Formal Specifications from Natural Language
Christopher Hahn, Frederik Schmitt, Julia J. Tillman, Niklas Metzger, Julian Siber, Bernd Finkbeiner
TL;DR
This work investigates whether pre-trained transformer language models can generalize from natural language to formal specifications across regex, FOL, and LTL. By fine-tuning T5 on six NL-to-formal datasets, the authors demonstrate strong generalization to unseen nouns, variable names, and operator descriptions, and achieve a new state-of-the-art for regex translation without domain-specific reasoning. They also contribute two new FOL datasets (FOL-mnli, FOL-codesc) and two LTL datasets (LTL-pattern, LTL-synthesis), enabling cross-domain evaluation and analysis of generalization.
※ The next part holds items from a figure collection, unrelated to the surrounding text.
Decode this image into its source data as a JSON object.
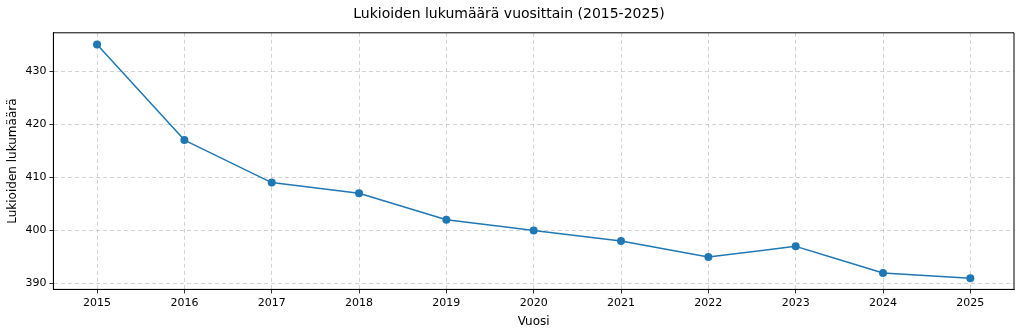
{
  "chart_data": {
    "type": "line",
    "title": "Lukioiden lukumäärä vuosittain (2015-2025)",
    "xlabel": "Vuosi",
    "ylabel": "Lukioiden lukumäärä",
    "x": [
      2015,
      2016,
      2017,
      2018,
      2019,
      2020,
      2021,
      2022,
      2023,
      2024,
      2025
    ],
    "series": [
      {
        "color": "#1f77b4",
        "values": [
          435,
          417,
          409,
          407,
          402,
          400,
          398,
          395,
          397,
          392,
          391
        ]
      }
    ],
    "xlim": [
      2014.5,
      2025.5
    ],
    "xticks": [
      2015,
      2016,
      2017,
      2018,
      2019,
      2020,
      2021,
      2022,
      2023,
      2024,
      2025
    ],
    "ylim": [
      388.9,
      437.2
    ],
    "yticks": [
      390,
      400,
      410,
      420,
      430
    ],
    "grid": true,
    "marker": "circle",
    "line_style": "solid",
    "legend": false
  }
}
The results suggest that open-source LMs offer a practical, data-efficient path to making formal specification tasks more accessible and trustworthy for broader users.
Abstract
We study the generalization abilities of language models when translating natural language into formal specifications with complex semantics. In particular, we fine-tune language models on three datasets consisting of English sentences and their corresponding formal representation: 1) regular expressions (regex), frequently used in programming and search; 2) First-order logic (FOL), commonly used in software verification and theorem proving; and 3) linear-time temporal logic (LTL), which forms the basis for industrial hardware specification languages. Our experiments show that, in these diverse domains, the language models maintain their generalization capabilities from pre-trained knowledge of natural language to generalize, e.g., to new variable names or operator descriptions. Additionally, they achieve competitive performance, and even outperform the state-of-the-art for translating into regular expressions, with the benefits of being easy to access, efficient to fine-tune, and without a particular need for domain-specific reasoning.